Personal information
- Full name: César Plasencia Rodriguez
- Place of birth: Sacramento, California, United States
- Positions: Midfielder; forward;

Youth career
- 1981–1982: Cosumnes River College
- 1983–1984: Cal-State, Sacramento

Senior career*
- Years: Team / Apps / (Gls)
- 1986–1988: Atlas
- 1989: Sacramento Senators
- 1990: Real Santa Barbara
- 1991: Salt Lake Sting / 9 / (0)

Managerial career
- 1993–1996: Cosumnes River College (assistant)
- 1998–2004: Cal-State, Sacramento (assistant)
- 2004–: Cosumnes River College

= César Plasencia =

American soccer player and coach

César Plasencia (born Sacramento, California is a former U.S. soccer midfielder who played professionally in both Mexico and the United States. He is the head coach of the Cosumnes River College women's soccer team.

==Youth and college==
Plasencia grew up in Sacramento, California and attended Christian Brothers High School. Following graduation from high school, he attended Cosumnes River College where he played on the men's soccer team. After two years, he moved to California State University, Sacramento for a single season. In 1990, he completed his coursework and graduated with a bachelor's degree in communications.
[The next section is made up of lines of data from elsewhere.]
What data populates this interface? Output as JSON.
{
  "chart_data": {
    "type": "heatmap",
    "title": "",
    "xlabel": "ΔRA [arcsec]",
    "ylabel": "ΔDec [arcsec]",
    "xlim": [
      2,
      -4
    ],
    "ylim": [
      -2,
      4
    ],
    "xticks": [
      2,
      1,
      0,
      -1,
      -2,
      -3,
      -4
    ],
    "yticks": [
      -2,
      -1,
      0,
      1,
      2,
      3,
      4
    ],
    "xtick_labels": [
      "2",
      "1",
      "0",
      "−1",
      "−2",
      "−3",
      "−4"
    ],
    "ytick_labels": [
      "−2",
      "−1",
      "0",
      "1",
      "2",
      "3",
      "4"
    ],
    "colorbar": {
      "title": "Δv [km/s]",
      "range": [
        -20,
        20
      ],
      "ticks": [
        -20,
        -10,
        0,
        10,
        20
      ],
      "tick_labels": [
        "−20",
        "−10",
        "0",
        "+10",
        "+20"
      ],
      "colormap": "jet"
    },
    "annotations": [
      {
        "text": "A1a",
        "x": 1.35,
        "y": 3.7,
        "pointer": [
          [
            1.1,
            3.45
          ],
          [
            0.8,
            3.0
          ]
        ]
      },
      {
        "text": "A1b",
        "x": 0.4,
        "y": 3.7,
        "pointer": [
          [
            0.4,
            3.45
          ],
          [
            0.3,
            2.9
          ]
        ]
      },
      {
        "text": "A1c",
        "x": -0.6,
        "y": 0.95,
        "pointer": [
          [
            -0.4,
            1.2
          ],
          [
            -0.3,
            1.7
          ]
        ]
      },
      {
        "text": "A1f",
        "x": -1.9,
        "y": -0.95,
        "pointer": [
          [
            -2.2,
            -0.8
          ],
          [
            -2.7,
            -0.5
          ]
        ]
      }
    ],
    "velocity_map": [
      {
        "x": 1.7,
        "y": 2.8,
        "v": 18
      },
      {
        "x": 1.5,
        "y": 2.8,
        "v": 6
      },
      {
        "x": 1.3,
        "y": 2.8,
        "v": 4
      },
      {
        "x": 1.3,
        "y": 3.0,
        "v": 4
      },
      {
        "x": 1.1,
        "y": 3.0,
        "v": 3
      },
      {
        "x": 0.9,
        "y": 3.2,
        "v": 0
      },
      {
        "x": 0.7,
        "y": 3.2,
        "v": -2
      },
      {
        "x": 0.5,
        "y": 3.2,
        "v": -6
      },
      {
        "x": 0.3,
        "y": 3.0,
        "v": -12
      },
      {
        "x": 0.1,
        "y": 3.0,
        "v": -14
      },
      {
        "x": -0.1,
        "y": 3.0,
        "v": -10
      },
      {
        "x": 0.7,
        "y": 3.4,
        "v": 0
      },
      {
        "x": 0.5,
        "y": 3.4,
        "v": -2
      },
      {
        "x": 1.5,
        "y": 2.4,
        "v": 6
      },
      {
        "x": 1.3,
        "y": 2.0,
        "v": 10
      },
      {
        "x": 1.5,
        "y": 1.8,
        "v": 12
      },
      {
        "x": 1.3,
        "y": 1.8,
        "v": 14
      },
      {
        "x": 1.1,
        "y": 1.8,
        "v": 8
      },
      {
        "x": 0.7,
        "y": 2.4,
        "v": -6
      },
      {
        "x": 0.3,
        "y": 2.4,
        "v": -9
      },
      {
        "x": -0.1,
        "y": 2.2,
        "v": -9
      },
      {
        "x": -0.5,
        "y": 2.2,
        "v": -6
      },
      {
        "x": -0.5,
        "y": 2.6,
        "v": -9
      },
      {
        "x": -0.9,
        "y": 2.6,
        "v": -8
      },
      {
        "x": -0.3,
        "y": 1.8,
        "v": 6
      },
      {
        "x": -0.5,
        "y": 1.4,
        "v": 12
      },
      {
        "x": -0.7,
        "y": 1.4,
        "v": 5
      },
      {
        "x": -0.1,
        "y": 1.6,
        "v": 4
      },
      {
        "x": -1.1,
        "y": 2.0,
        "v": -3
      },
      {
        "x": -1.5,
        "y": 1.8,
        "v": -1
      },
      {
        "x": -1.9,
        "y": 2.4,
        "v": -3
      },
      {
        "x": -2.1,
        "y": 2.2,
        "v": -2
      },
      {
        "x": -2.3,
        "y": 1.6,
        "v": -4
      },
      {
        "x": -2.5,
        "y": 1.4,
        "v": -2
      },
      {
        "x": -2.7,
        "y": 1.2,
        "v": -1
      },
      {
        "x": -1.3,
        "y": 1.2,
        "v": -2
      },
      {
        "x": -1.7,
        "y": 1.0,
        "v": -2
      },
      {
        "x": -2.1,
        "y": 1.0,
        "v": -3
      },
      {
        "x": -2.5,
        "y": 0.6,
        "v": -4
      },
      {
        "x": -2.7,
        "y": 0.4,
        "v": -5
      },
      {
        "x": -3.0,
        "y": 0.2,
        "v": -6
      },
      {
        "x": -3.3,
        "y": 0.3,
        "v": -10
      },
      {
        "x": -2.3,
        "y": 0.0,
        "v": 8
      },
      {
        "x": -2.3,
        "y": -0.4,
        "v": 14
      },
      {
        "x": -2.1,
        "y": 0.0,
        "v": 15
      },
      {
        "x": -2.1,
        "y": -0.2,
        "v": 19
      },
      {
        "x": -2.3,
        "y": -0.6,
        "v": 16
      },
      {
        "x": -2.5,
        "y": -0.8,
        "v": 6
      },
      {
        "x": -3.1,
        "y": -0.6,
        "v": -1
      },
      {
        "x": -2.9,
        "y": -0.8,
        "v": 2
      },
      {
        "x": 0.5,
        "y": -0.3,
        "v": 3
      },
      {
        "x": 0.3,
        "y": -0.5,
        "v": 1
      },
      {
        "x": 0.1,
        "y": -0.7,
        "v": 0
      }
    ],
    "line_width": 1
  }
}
Plasencia played for a variety of local amateur teams including Jalisco and Sacramento United.

==Playing career==
In 1986, he moved to Mexico where he signed with First Division club Atlas. In 1989, he returned to the U.S. to play for the expansion Sacramento Senators of the Western Soccer League. The Senators folded at the end of the 1989 season and the WSL merged with the east-coast based American Soccer League (ASL) to form the American Professional Soccer League (APSL). Plasencia moved to Real Santa Barbara for the 1990 APSL season, but Santa Barbara folded at the end of the season. Plasencia made one more move, to the Salt Lake Sting, but once again, his team folded at the end of the season and Plasencia retired from playing professionally.

==Coaching career==
In 1993, Plasencia was hired as an assistant coach for the men's soccer team at Cosumnes River College. He spent three years at Cosumnes before moving to California State University, Sacramento where he was again an assistant coach with the men's soccer team. However, in 2004, Cosumnes River College hired Plasencia as the head coach for the women's soccer team.

In February 2004, California State University, Sacramento inducted Plasencia into the school's Athletic Honor Roll.